Yaş ilerledikçe hepimizin aklında aynı korku belirir: “Ya unutur, ya da eskisi gibi düşünemez hale gelirsem?” Alzheimer ya da demans denilen bu hastalıklar, sadece bireyin değil, bütün bir ailenin yaşamını değiştiriyor. Ama güzel haber şu; bilimin elinde umut veren, hem basit hem de doğal bir silah var: mantar.
Bakın, öyle pahalı vitaminlerden ya da egzotik süper gıdalardan bahsetmiyorum. Pazarda kilosu birkaç liraya alınan, her mutfağa giren o sade mantardan söz ediyorum. Üstelik haftada sadece iki kez yemeniz bile beyninizi yıllarca koruyabiliyor.
Amerikan Geriatri Derneği’nin yayımladığı araştırmada Japonya’da binlerce kişi yıllarca izlenmiş. Sonuç çok net: Haftada iki kez mantar yiyenlerde demans riski yarı yarıya azalıyor. Aynı sonuç Singapur’da yapılan bir başka araştırmada da görülmüş. Mantar yiyenlerin zihinsel performansları, dikkatleri ve hafızaları çok daha güçlüymüş.
Peki bu küçük kahramanın sırrı ne?
Mantarın içinde ergotionin ve glutatyon denen iki özel bileşik var. Bu ikili, vücudu oksidatif stresten koruyor. Yani, beyin hücrelerinin yaşlanmasını geciktiriyor. Kısacası, mantar sadece tabağınızı değil, hafızanızı da tazeliyor.

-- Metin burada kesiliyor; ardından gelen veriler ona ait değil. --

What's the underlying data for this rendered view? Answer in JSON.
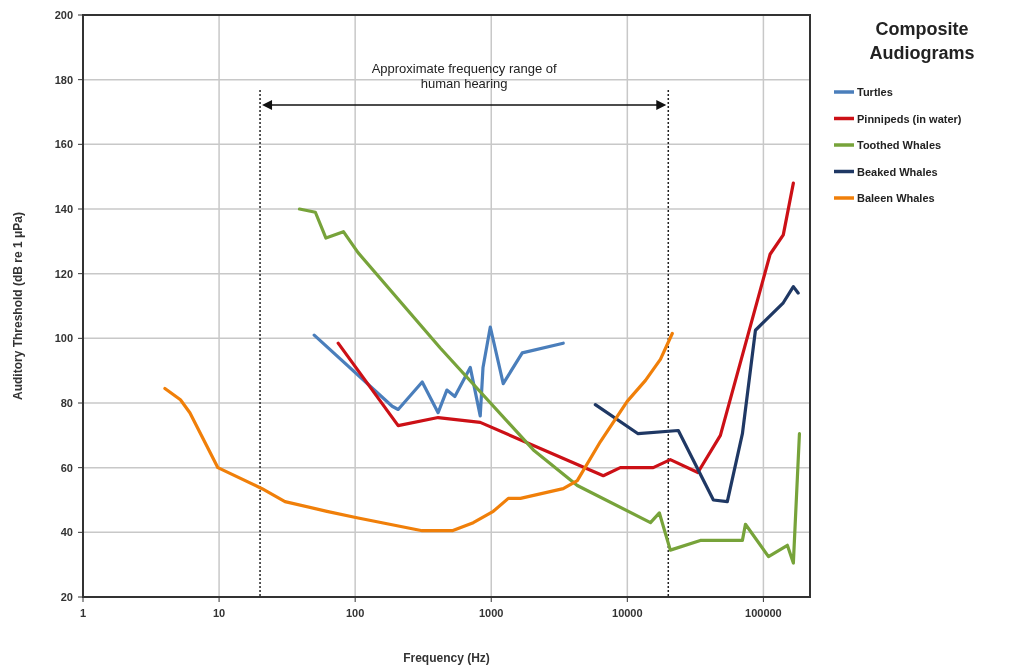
{
  "chart_data": {
    "type": "line",
    "xlabel": "Frequency (Hz)",
    "ylabel": "Auditory Threshold (dB re 1 μPa)",
    "legend_title": "Composite Audiograms",
    "log": "x",
    "grid": true,
    "legend": "right",
    "line_style": "solid",
    "marker": "none",
    "xlim": [
      1,
      220000
    ],
    "xticks": [
      1,
      10,
      100,
      1000,
      10000,
      100000
    ],
    "ylim": [
      20,
      200
    ],
    "yticks": [
      20,
      40,
      60,
      80,
      100,
      120,
      140,
      160,
      180,
      200
    ],
    "ref_lines": [
      {
        "axis": "x",
        "value": 20,
        "line_style": "dotted",
        "color": "#222222"
      },
      {
        "axis": "x",
        "value": 20000,
        "line_style": "dotted",
        "color": "#222222"
      }
    ],
    "annotations": [
      "Approximate frequency range of human hearing"
    ],
    "series": [
      {
        "name": "Turtles",
        "color": "#4a7ebb",
        "x": [
          50,
          187,
          207,
          311,
          407,
          472,
          540,
          701,
          830,
          870,
          984,
          1225,
          1690,
          3380
        ],
        "values": [
          101,
          79,
          78,
          86.5,
          77,
          84,
          82,
          91,
          76,
          91,
          103.5,
          86,
          95.5,
          98.5
        ]
      },
      {
        "name": "Pinnipeds (in water)",
        "color": "#cc1016",
        "x": [
          75,
          207,
          407,
          830,
          6660,
          8880,
          15500,
          20700,
          33000,
          48300,
          112000,
          140000,
          166000
        ],
        "values": [
          98.5,
          73,
          75.5,
          74,
          57.5,
          60,
          60,
          62.5,
          58.5,
          70,
          126,
          132,
          148
        ]
      },
      {
        "name": "Toothed Whales",
        "color": "#77a33a",
        "x": [
          39,
          51,
          61,
          82,
          105,
          422,
          2040,
          4290,
          14800,
          17200,
          20700,
          34400,
          70100,
          73800,
          109000,
          150000,
          166000,
          184000
        ],
        "values": [
          140,
          139,
          131,
          133,
          126.5,
          97,
          65.5,
          54.5,
          43,
          46,
          34.5,
          37.5,
          37.5,
          42.5,
          32.5,
          36,
          30.5,
          70.5
        ]
      },
      {
        "name": "Beaked Whales",
        "color": "#1f3864",
        "x": [
          5820,
          12000,
          23700,
          42900,
          54300,
          70100,
          87400,
          140000,
          166000,
          180000
        ],
        "values": [
          79.5,
          70.5,
          71.5,
          50,
          49.5,
          70.5,
          102.5,
          111,
          116,
          114
        ]
      },
      {
        "name": "Baleen Whales",
        "color": "#f07f09",
        "x": [
          4,
          5.2,
          6.1,
          9.8,
          20.7,
          30.5,
          62,
          103,
          311,
          517,
          738,
          1035,
          1335,
          1640,
          3380,
          4290,
          6330,
          9980,
          13600,
          17500,
          21400
        ],
        "values": [
          84.5,
          81,
          77,
          60,
          53.5,
          49.5,
          46.5,
          44.5,
          40.5,
          40.5,
          43,
          46.5,
          50.5,
          50.5,
          53.5,
          56,
          68,
          80.5,
          87,
          93.5,
          101.5
        ]
      }
    ]
  }
}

Ben bazen düşünüyorum; teknolojiye, takviye gıdalara, mucize haplara bu kadar para harcıyoruz ama çoğu zaman çözüm soframızın tam ortasında duruyor. Üstelik kızartması, sotesi, çorbası, hatta fırında kaşarlısı bile birer lezzet şöleni. Yeter ki haftada iki kez tabağımıza koyalım.
Belki de beyni genç tutmanın sırrı laboratuvarda değil, mutfakta gizli.
Bir tabak mantar, bir ömürlük fark yaratabilir.